Она подошла к металлическому шкафчику у стены и, опустившись на колени, набрала шифр на замке нижнего ящика. Вынула из ящика большой квадратный пакет, завернутый в газету, и передала Конверсу. Это была либеральная католическая газета, легко узнаваемая по полосам пустых колонок, оставлявшихся с целью позлить цензуру.
– Ну как, страшно?
Она положила сверток рядом с пепельницей, в которой курилась палочка, и развернула газету. Конверс увидел два белоснежных хлопчатых мешочка, чьи тесемки были аккуратно завязаны на изящные бантики. Каждый мешочек находился в нескольких черных пластиковых пакетах, которые используются в американских правительственных учреждениях для бумаг, подлежащих уничтожению, и заклеен непрозрачной лентой. Чармиан отлепила ленту, показав Конверсу, что в мешочках героин.

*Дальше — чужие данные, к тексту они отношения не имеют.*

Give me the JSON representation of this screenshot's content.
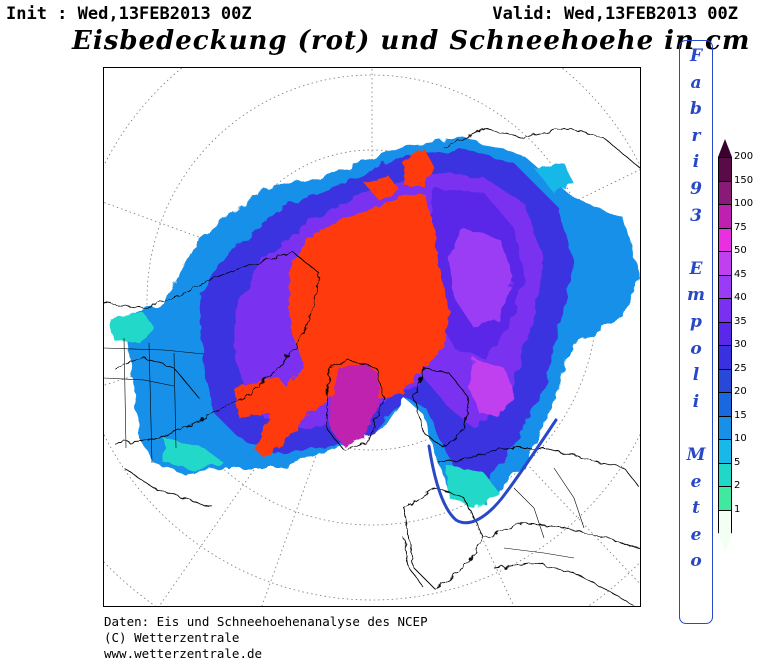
{
  "header": {
    "init": "Init : Wed,13FEB2013 00Z",
    "valid": "Valid: Wed,13FEB2013 00Z",
    "title": "Eisbedeckung (rot) und Schneehoehe in cm"
  },
  "footer": {
    "line1": "Daten: Eis und Schneehoehenanalyse des NCEP",
    "line2": "(C) Wetterzentrale",
    "line3": "www.wetterzentrale.de"
  },
  "signature": {
    "text": "Fabri93 Empoli Meteo",
    "letters": [
      "F",
      "a",
      "b",
      "r",
      "i",
      "9",
      "3",
      "",
      "E",
      "m",
      "p",
      "o",
      "l",
      "i",
      "",
      "M",
      "e",
      "t",
      "e",
      "o"
    ],
    "color": "#2848c8"
  },
  "legend": {
    "levels": [
      "200",
      "150",
      "100",
      "75",
      "50",
      "45",
      "40",
      "35",
      "30",
      "25",
      "20",
      "15",
      "10",
      "5",
      "2",
      "1"
    ],
    "colors": [
      "#5a0a46",
      "#8a1a78",
      "#c020b0",
      "#e830e0",
      "#c040f0",
      "#9a3cf5",
      "#7a30f0",
      "#5a28e8",
      "#3a30e0",
      "#2848d8",
      "#1a68e0",
      "#1890e8",
      "#18b8e8",
      "#20d8c8",
      "#40e8a0",
      "#f4fff4"
    ],
    "top_triangle_color": "#3a0030"
  },
  "map": {
    "ice_color": "#ff3a10",
    "land_outline_color": "#000000",
    "grid_color": "#777777",
    "annotation_color": "#2848c8"
  }
}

– Посмотри, как горит, – сказала она. – Дьявольский блеск.
Конверс посмотрел на порошок:
– Да он весь слипся.
– И что? Влажность большая.
Он осторожно опустил палец в порошок и набрал немножко на ноготь.

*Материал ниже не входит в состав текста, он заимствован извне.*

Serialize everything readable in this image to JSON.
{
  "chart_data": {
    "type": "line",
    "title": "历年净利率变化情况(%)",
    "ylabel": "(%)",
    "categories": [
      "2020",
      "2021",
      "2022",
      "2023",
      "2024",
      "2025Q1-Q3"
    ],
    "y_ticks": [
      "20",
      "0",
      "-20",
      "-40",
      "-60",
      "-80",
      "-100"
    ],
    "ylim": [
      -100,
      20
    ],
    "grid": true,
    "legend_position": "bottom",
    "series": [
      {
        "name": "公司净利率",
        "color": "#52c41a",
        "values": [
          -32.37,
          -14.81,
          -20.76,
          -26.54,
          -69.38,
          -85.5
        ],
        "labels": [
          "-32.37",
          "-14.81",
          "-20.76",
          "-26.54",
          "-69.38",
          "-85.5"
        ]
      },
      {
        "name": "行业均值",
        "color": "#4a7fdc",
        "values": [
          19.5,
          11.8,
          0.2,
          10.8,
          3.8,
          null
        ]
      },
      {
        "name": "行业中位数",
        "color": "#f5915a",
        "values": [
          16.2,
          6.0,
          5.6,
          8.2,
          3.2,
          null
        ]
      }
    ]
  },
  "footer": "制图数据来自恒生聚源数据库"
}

– Посмотрим, настоящий ли, – сказал он и втянул порошок в ноздрю.
Она, забавляясь, наблюдала за ним:
– Не думай, что ничего не почувствуешь от такой малости. Это почти чистый скэг. Можешь себе представить?
Она вытянулась, встав на носки и спрятав руки в складках джелабы. Конверс потер нос и взглянул на нее:
– Надеюсь, ты не увлекаешься этой дрянью.
– Мой опиат, – ответила Чармиан, – это опиум. Но я не отказываю себе в удовольствии время от времени отключиться так же, как все. Как все. Как ты.
– Только не я, – сказал Конверс. – Никаких отключек больше.
Ему показалось, что его лба коснулась легкая прохлада, умеряя жар, притупляя страх. Он опустился на подушку, брошенную на пол, и отер пот с бровей.
– Скэг – это не мое, – сказала Чармиан.
Ее папаша был судьей в северной Флориде. Несколько лет назад она была секретарем и любовницей шустрого парня по имени Ирвин Вайберт, который однажды утром вывалился из сахарных тростников Луизианы – молодой, хитрый как черт и алчный сверх меры. «Торговец влиянием» – так его называли газеты, а иногда «заправилой». У него было множество друзей в правительстве, и все они прекрасно относились к Чармиан. Они продолжали прекрасно к ней относиться и после того, как разразился неизбежный скандал, и даже после гибели Вайберта в подозрительной авиакатастрофе. Чем дальше она оказывалась от Вашингтона, тем прекраснее становились их отношения. Какое-то время Чармиан работала в Информационном агентстве США, а сейчас номинально числилась корреспонденткой вещательного синдиката со штаб-квартирой в Атланте. Ей нравился Сайгон. Он напоминал ей Вашингтон. Люди приятные, прекрасно к ней относятся.